— Вот твоя пилюля.
Он с усилием проглотил таблетку. Она не отвечала ни на его традиционные упреки и жалобы: «Скоро ты будешь ночевать в своих музеях!», ни на столь же традиционное ворчанье по поводу многолюдья и жары. Она думала о том, как было бы хорошо побеседовать с ним о «Грозе», рассказать, какое важное открытие, касающееся их обоих, она только что сделала, — и думала о том, что говорить с ним об этом невозможно. пейзажПрежде она сама не умела разговаривать от таких вещах, а теперь… Она вдруг почувствовала угрызения совести, и причина их была так же туманна, как связь между жалостью к мужу и тем эстетическим потрясением, которое она пережила в Академии. В чем она может себя упрекнуть? Долгие протекшие годы внезапно исчезли, образовав головокружительную пустоту. И возникает новая аналогия, которая будет отныне преследовать эту разбитую параличом чету: палата, зловонная госпитальная палата, до отказа набитая ранеными. Лейтенант Рени, мертвенно-бледный, худой, лежит на металлической кровати с сеткой. Из коротких рукавов рубахи выглядывают тонкие, как палки, руки — кожа да кости. Охваченная состраданием, сиделка склоняется над лейтенантом:
— Господи! Какие у него руки! Как у ребенка!
Между той встречей в госпитале и венецианской террасой — мертвое время, провал, небытие, деньги…

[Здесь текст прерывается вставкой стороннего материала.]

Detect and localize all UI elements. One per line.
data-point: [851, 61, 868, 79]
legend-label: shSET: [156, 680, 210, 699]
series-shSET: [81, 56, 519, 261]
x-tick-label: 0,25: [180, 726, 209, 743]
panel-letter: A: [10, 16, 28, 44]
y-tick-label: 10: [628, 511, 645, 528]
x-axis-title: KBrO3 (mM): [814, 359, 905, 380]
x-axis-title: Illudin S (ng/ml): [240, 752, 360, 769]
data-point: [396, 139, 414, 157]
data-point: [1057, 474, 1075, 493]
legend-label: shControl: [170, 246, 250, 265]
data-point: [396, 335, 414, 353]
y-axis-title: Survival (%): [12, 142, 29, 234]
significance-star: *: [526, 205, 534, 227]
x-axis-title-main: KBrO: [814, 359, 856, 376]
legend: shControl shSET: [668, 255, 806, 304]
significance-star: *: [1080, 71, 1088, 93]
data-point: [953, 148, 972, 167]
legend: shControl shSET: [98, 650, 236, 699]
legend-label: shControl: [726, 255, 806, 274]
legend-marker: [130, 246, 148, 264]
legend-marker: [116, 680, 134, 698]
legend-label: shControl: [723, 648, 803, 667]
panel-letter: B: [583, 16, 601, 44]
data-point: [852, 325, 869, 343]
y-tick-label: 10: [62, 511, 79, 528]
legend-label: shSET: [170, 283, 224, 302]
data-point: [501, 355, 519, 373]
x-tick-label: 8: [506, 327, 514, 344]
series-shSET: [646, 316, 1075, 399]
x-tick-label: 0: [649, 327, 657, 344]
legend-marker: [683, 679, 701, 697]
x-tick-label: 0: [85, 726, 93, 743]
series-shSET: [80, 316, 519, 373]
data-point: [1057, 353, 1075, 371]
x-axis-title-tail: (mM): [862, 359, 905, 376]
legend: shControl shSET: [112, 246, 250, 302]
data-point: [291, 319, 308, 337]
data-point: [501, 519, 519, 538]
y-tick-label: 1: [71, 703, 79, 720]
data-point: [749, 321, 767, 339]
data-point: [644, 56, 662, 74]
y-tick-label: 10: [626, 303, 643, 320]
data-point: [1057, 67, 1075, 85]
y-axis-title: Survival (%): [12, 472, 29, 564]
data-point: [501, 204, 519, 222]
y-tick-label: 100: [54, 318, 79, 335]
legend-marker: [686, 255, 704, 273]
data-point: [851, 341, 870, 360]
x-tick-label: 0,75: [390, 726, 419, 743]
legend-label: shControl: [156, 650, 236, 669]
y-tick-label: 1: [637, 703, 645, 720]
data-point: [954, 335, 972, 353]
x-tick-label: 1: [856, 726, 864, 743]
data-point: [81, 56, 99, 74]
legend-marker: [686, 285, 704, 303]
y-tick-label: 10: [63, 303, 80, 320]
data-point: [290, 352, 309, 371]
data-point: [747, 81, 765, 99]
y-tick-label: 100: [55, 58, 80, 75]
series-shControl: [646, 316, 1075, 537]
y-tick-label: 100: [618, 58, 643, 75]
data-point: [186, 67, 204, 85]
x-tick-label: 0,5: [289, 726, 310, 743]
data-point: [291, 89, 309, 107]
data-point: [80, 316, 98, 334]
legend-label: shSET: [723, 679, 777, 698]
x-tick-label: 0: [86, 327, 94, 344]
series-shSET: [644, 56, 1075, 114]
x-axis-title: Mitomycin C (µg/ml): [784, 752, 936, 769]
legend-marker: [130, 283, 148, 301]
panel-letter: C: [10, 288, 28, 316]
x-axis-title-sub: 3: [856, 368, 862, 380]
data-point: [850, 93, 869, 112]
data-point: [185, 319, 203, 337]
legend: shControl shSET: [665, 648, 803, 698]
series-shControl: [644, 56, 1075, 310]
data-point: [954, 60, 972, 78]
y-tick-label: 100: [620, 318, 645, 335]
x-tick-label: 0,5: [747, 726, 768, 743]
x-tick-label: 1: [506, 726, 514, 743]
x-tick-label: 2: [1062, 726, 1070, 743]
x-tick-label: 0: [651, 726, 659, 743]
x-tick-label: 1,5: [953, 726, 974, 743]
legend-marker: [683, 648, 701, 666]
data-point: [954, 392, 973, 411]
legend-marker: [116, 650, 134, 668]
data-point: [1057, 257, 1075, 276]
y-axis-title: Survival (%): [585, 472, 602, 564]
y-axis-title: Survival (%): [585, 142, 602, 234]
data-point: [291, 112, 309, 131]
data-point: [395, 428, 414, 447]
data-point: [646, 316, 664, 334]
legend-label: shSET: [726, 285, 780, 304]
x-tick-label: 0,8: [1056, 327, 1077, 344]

Ей не в чем себя упрекнуть. Она не сумела бы говорить с ним об этом; да и к чему? Зачем тешить себя химерами, ведь он не способен понять такой разговор. Откуда взялось это небытие? И откуда в картине этот цоколь на двух неравных, разбитых опорах? Шумным и пестрым потоком устремляясь сквозь стаи белых и сизых голубей к пяти сверкающим куполам, к Кампанилле, все эти люди обрамляют и подчеркивают одиночество нашей четы, ее беду… Быть может, волнение вызвано резким контрастом между материнством, этой набухшей грудью, к которой прильнули губы ребенка, этой счастливой самоотдачей, этим безразличием к буйству стихий, к грозе — к самою грозой, которая нависает над башнями в тревожном свечении молний?
— Может быть, наконец, мы вернемся?
Она безропотно подчиняется, она еще вся в бередящих душу воспоминаниях о собственном сострадании, вся в плену своей нежности. Медленным шагом они возвращаются на Пьяццетту, выходят на набережную. Анриетта с удивлением замечает, что положила на его локоть руку. Какой-то фотограф долго преследует их, пятится перед ними, отчаянно жестикулируя, подпрыгивая и кривляясь.
— La fotografia, la fotografia, per piacere, Commendatore! [1] Фотографию, фотографию, пожалуйста, командор! (ит.)
— стонет он.
Она улыбается, надеясь, что Рени на сей раз согласится, уступит, но он по-прежнему неумолим, и она, с внезапной робостью перед мужем, не споря, позволяет ему отогнать попрошайку.
Они уже на набережной, и Рени глядит на свой остров. Их лодка, к сожалению, еще не подошла, и им приходится выдержать натиск целой оравы гондольеров, которые сегодня ведут себя назойливее, чем обычно. Один из них, совсем еще юный, почти подросток, особенно нахален. Анриетту поражает его лицо с правильными, но уже заплывшими жиром чертами. Черные как смоль вьющиеся волосы лоснятся от помады и густой гривой спадают на шею сзади. Маленький пухлый рот делает лицо каким-то женственным, что еще больше подчеркивается сюсюкающим венецианским говорком. В этой женственности нет и тени юношеского обаяния, она двусмысленна и противна. Поражает несоответствие между мягкостью черт и странностью взгляда. Один глаз сверкает из-под длинных ресниц влажным восточным блеском, другой — безжизненный, тусклый, лишен всякого выражения. Анриетта вдруг понимает, что глаз — стеклянный. Наглец крив на один глаз. Ее охватывает гадливость, словно при виде нищего, выставляющего напоказ свои язвы; гадливость становится еще острее, когда она вслушивается в слова, которые выкрикивает подросток. В этой скороговорке, где плохой итальянский смешан с корявыми французскими фразами, ей чудятся грязные намеки, гнусные предложения. Она краснеет, шокированная, ей делается страшно. Рени, который только что так энергично, с таким презрением отбивался от всего этого люда, теперь, очевидно, устал; он вяло реагирует на наскоки испорченного мальчишки.
Наконец подходит их лодка, и перевозчик — старик явно не венецианского типа — отгоняет малолетнего искусителя.
Commendatore закрывает глаза, вдыхает влажный ветер. За кормой еще долго слышится пронзительный голос юного гермафродита, посылающего им неразборчивые проклятия.